Der helle Drosselschlag, der von den Lichtungen zu mir scholl, fand seinen Widerhall in meinem Herzen. Durch die Bestellungen, so mein theurer Meister van der Helst im letzten Jahre meines Amsterdamer Aufenthalts mir zugewendet, war ich aller Sorge quitt geworden; einen guten Zehrpfennig und einen Wechsel auf Hamburg trug ich noch itzt in meiner Taschen; dazu war ich stattlich angethan: mein Haar fiel auf mein Mäntelchen mit feinem Grauwerk, und der Lütticher Degen fehlte nicht an meiner Hüfte.
Meine Gedanken aber eilten mir voraus; immer sah ich Herrn Gerhardus, meinen edlen großgünstigen Protector, wie er von der Schwelle seines Zimmers mir die Hände würd' entgegenstrecken, mit seinem milden Gruße: »So segne Gott deinen Eingang, mein Johannes!«
Er hatte einst mit meinem lieben, ach, gar zu früh in die ewige Herrlichkeit genommenen Vater zu Jena die Rechte studiret und war auch nachmals den Künsten und Wissenschaften mit Fleiße obgelegen, so daß er dem Hochseligen Herzog Friederich bei seinem edlen, wiewohl wegen der Kriegsläufte vergeblichen Bestreben um Errichtung einer Landesuniversität ein einsichtiger und eifriger Berather gewesen. Obschon ein adeliger Mann, war er meinem lieben Vater doch stets in Treuen zugethan blieben, hatte auch nach dessen seligem Hintritt sich meiner verwaiseten Jugend mehr, als zu verhoffen, angenommen und nicht allein meine sparsamen Mittel aufgebessert, sondern auch durch seine fürnehme Bekanntschaft unter dem Holländischen Adel es dahin gebracht, daß mein theuerer Meister van der Helst mich zu seinem Schüler angenommen.

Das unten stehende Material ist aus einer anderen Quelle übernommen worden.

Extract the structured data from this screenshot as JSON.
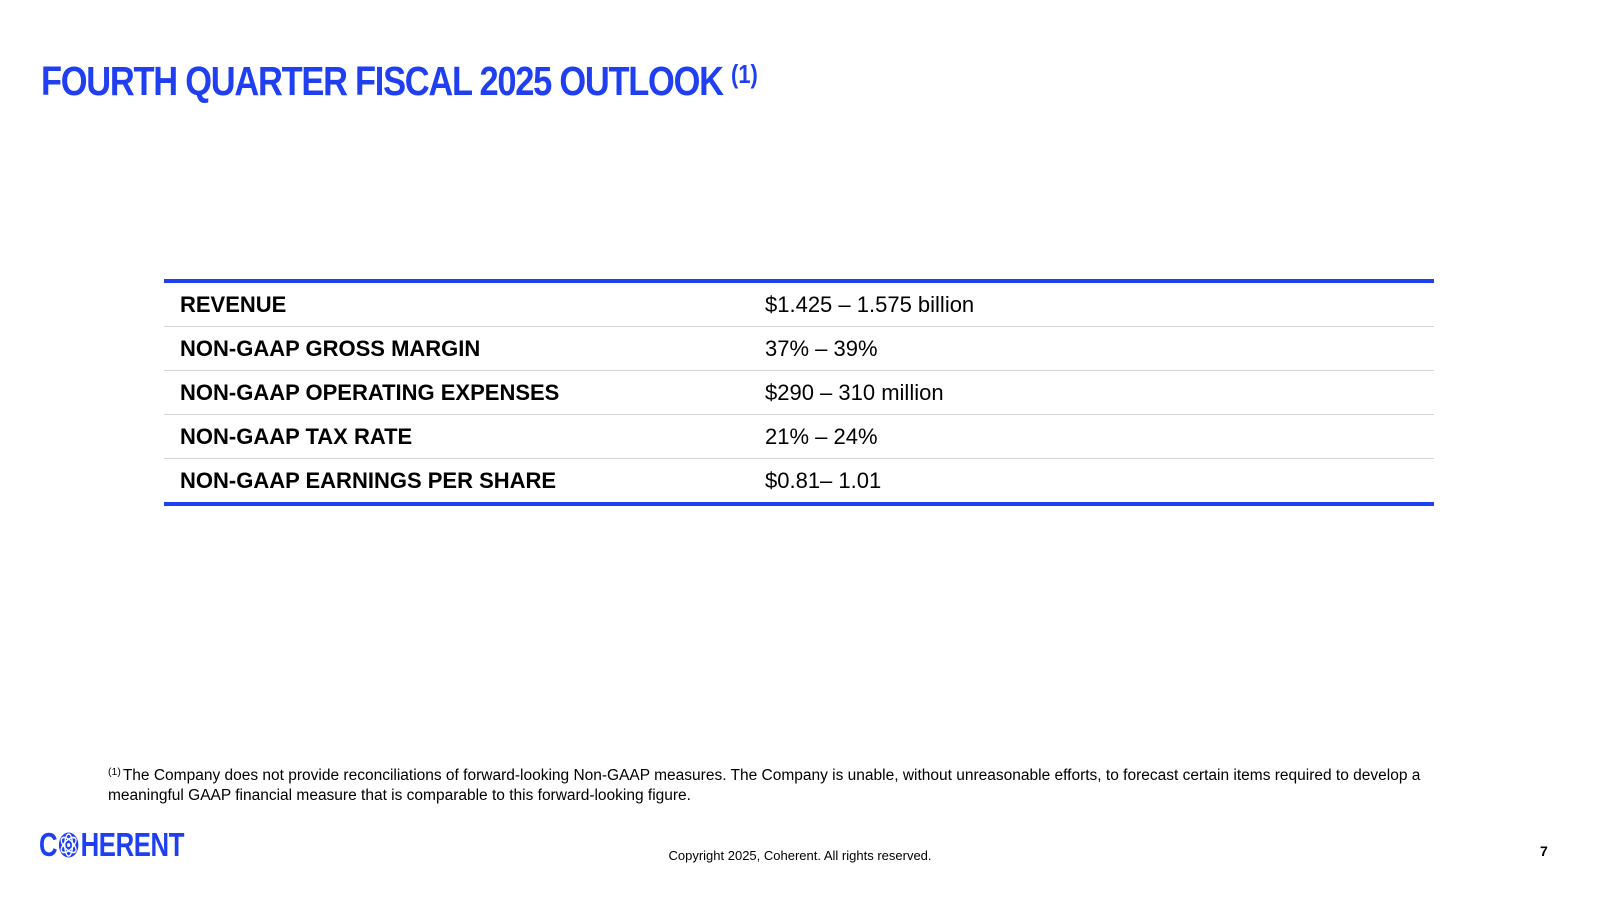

Meinte ich doch zu wissen, daß der verehrte Mann unversehrt auf seinem Herrenhofe sitze, wofür dem Allmächtigen nicht genug zu danken; denn, derweilen ich in der Fremde mich der Kunst beflissen, war daheim die Kriegsgreuel über das Land gekommen; so zwar, daß die Truppen, die gegen den kriegswüthigen Schweden dem Könige zum Beistand hergezogen, fast ärger als die Feinde selbst gehauset, ja selbst der Diener Gottes mehrere in jämmerlichen Tod gebracht. Durch den plötzlichen Hintritt des Schwedischen Carolus war nun zwar Friede; aber die grausamen Stapfen des Krieges lagen überall; manch Bauern- oder Käthnerhaus, wo man mich als Knaben mit einem Trunke süßer Milch bewirthet, hatte ich auf meiner Morgenwanderung niedergesenget am Wege liegen sehen und manches Feld in ödem Unkraut, darauf sonst um diese Zeit der Roggen seine grünen Spitzen trieb.
Aber solches beschwerete mich heut nicht allzu sehr; ich hatte nur Verlangen, wie ich dem edlen Herrn durch meine Kunst beweisen möchte, daß er Gab und Gunst an keinen Unwürdigen verschwendet habe; dachte auch nicht an Strolche und verlaufen Gesindel, das vom Kriege her noch in den Wäldern Umtrieb halten sollte. Wohl aber tückete mich ein anderes, und das war der Gedanke an den Junker Wulf. Er war mir nimmer hold gewesen, hatte wohl gar, was sein edler Vater an mir gethan, als einen Diebstahl an ihm selber angesehen; und manches Mal, wenn ich, wie öfters nach meines lieben Vaters Tode, im Sommer die Vacanz auf dem Gute zubrachte, hatte er mir die schönen Tage vergället und versalzen. Ob er anitzt in seines Vaters Hause sei, war mir nicht kund geworden, hatte nur vernommen, daß er noch vor dem Friedensschlusse bei Spiel und Becher mit den Schwedischen Offiziers Verkehr gehalten, was mit rechter Holstentreue nicht zu reimen ist.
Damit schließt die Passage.